I am headed down to Dover, DE for school and was hoping somebody could shed some light on weekly rides? A and B rides in particular. Training crits...?

I am going to Wesley College and will be living about 1.5mi from the Speedway.

Thanks!


----------



## bbronov (Jul 15, 2010)

I just started riding with a group in Dover, but here's what I know so far:

Weekend ride are on both Saturday and Sunday. Saturday rides depart Greentree Shopping center on Forrest @ 9:00am. Sunday leaves from the same place @ 8:00am until the time switch back to standard time, then it moves to Wyoming Park @ 12:00. There are Tuesday night rides, I think they depart Wyoming Park @ 5:30pm. Apparently there are also Wednesday and Friday rides too, but I'm unsure of the particulars. Both start points are reasonably close to the college. There's no group breakdown, that I'm aware of...the weekend rides are no-drop, and evidently Tuesday nights the hammers come out to play. I haven't done the weeknight rides yet. For more info, google the Downstate Striders and Riders and click on the Rides link. Don't pay attention to the times though, they're incorrect.


----------



## Har (Oct 16, 2002)

*Camden Wyoming Tues at 515*

Camden Wyoming Tues at 515, Good organized ride with 15 to 25 riders up tempo with a few sprints allong the way. Any other rides going on this group will know about, Lot of organized rides coming up in Sept.
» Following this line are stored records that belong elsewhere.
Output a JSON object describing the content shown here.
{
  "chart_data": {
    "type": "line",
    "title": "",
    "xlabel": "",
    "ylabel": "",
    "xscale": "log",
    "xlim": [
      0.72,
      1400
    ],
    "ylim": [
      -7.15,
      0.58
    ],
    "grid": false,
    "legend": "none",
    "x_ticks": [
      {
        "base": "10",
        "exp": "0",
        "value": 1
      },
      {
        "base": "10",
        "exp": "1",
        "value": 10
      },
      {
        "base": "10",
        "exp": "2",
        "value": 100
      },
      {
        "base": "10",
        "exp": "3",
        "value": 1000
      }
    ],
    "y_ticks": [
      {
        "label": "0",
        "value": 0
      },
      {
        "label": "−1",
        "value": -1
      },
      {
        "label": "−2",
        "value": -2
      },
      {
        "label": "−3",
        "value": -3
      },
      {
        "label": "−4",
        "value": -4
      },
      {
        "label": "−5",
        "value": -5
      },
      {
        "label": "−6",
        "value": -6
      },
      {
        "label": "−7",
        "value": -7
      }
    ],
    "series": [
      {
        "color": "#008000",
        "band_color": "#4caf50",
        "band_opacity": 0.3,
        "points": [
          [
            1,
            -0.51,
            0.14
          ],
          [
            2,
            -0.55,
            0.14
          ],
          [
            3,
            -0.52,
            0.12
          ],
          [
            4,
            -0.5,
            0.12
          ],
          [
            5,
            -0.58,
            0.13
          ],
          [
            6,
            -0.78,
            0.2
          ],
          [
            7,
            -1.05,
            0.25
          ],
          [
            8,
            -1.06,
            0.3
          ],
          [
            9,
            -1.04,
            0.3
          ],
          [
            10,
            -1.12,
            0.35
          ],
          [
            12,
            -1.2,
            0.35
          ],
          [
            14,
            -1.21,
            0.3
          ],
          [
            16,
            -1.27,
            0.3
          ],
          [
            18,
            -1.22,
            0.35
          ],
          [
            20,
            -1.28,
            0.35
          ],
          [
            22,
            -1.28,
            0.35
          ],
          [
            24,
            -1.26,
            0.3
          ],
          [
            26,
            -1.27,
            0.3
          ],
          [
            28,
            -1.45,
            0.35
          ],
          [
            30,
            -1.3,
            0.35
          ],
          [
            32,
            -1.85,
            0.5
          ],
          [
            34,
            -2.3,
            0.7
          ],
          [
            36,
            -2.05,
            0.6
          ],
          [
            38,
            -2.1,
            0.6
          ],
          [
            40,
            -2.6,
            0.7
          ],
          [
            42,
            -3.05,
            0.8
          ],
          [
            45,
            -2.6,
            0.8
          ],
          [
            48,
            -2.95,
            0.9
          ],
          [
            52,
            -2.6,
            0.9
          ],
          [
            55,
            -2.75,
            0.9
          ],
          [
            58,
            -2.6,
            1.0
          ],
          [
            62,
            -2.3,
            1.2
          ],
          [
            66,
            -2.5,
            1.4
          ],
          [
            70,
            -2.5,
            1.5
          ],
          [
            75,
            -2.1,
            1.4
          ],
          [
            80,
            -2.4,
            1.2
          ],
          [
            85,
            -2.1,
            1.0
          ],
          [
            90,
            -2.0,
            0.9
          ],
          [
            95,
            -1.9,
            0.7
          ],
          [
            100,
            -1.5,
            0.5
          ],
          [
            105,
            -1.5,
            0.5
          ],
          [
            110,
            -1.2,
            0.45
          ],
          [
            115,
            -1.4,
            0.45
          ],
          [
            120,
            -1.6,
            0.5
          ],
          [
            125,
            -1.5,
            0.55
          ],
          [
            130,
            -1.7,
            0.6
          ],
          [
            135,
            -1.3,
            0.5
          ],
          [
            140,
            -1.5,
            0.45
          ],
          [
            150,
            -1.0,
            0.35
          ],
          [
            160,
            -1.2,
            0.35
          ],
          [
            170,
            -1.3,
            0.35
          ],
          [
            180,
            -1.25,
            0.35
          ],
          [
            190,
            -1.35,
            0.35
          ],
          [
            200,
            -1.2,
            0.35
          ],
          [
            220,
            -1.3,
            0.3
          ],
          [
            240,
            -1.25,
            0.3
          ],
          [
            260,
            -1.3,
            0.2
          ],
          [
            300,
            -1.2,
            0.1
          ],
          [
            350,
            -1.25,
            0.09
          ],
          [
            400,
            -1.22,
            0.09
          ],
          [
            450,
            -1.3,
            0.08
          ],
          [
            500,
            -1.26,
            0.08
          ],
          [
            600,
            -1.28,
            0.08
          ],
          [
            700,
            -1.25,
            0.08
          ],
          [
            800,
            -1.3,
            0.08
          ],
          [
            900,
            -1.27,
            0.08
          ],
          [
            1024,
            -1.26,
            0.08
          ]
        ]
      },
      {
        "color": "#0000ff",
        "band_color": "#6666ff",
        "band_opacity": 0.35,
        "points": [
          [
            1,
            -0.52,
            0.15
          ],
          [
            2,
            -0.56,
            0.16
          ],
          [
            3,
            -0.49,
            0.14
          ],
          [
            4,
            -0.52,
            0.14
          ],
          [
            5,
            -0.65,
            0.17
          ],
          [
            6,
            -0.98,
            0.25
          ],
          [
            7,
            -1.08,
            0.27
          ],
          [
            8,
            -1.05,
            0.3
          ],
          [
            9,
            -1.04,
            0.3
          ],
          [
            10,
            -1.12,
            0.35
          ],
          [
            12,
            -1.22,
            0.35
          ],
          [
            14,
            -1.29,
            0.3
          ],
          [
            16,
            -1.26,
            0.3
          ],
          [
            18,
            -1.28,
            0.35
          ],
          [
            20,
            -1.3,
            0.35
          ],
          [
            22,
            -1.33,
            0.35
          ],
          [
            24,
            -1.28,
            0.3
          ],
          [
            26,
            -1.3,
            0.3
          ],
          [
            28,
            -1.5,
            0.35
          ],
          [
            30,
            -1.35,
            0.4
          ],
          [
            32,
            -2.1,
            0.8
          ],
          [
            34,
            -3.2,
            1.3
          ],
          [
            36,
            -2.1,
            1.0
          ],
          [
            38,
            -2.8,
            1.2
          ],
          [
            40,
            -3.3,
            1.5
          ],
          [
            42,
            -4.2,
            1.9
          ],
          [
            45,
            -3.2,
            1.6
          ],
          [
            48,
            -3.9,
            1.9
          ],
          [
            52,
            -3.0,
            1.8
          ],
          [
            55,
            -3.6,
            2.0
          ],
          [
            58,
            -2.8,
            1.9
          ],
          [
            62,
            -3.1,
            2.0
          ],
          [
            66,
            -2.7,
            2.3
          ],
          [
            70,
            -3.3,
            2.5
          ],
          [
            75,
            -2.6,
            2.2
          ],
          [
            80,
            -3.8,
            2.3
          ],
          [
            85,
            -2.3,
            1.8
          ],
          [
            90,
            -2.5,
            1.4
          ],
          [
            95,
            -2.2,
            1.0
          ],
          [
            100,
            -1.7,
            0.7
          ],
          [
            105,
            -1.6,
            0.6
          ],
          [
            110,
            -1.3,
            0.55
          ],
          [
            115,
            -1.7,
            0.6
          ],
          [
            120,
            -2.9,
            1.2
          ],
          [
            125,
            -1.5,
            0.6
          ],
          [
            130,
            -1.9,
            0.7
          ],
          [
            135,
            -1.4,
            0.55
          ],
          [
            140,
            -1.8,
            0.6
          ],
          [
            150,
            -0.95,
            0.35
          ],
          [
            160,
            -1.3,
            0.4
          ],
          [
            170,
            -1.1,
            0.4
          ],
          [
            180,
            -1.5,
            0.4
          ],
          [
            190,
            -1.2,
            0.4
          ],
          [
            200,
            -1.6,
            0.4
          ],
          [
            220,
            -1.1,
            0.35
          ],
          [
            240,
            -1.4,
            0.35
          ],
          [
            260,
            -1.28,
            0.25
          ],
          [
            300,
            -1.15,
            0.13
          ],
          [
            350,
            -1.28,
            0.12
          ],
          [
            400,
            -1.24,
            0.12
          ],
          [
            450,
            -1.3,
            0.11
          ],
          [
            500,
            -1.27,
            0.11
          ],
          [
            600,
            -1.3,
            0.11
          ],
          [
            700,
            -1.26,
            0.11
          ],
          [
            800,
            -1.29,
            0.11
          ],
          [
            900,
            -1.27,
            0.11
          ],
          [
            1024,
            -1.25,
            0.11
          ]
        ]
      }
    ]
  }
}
Some of this crew comes down to Milford for the thursday night beat down. Smaller group but hard paced.


----------



## Becky (Jun 15, 2004)

Check out whiteclaybicycleclub.org. Although they're prominantly a northern DE club, they do post some info for stuff down your way. The Tuesday night Wyoming ride is listed....


----------



## RacerJRP (Jul 25, 2007)

Thanks guys, keep the info coming.


----------



## frdfandc (Nov 27, 2007)

IIRC, there is a ride that leaves out from Middletown Bike Line on Wed. evenings. From what I'm told its a 20 mile hammer fest. Usually a nice pace heading from Middletown to Chesapeake City, but the return ride is hammer down.


----------



## RacerJRP (Jul 25, 2007)

I am going to try and get to the wyoming park ride tomorrow evening. Its going to be close as I have a class that isnt scheduled to end until 4:45. So first goal is to make the ride. Second goal is to hope my fat out of shape ass doesnt get dropped and lost haha. The weather should be great!


Anybody going to be there tomorrow?


----------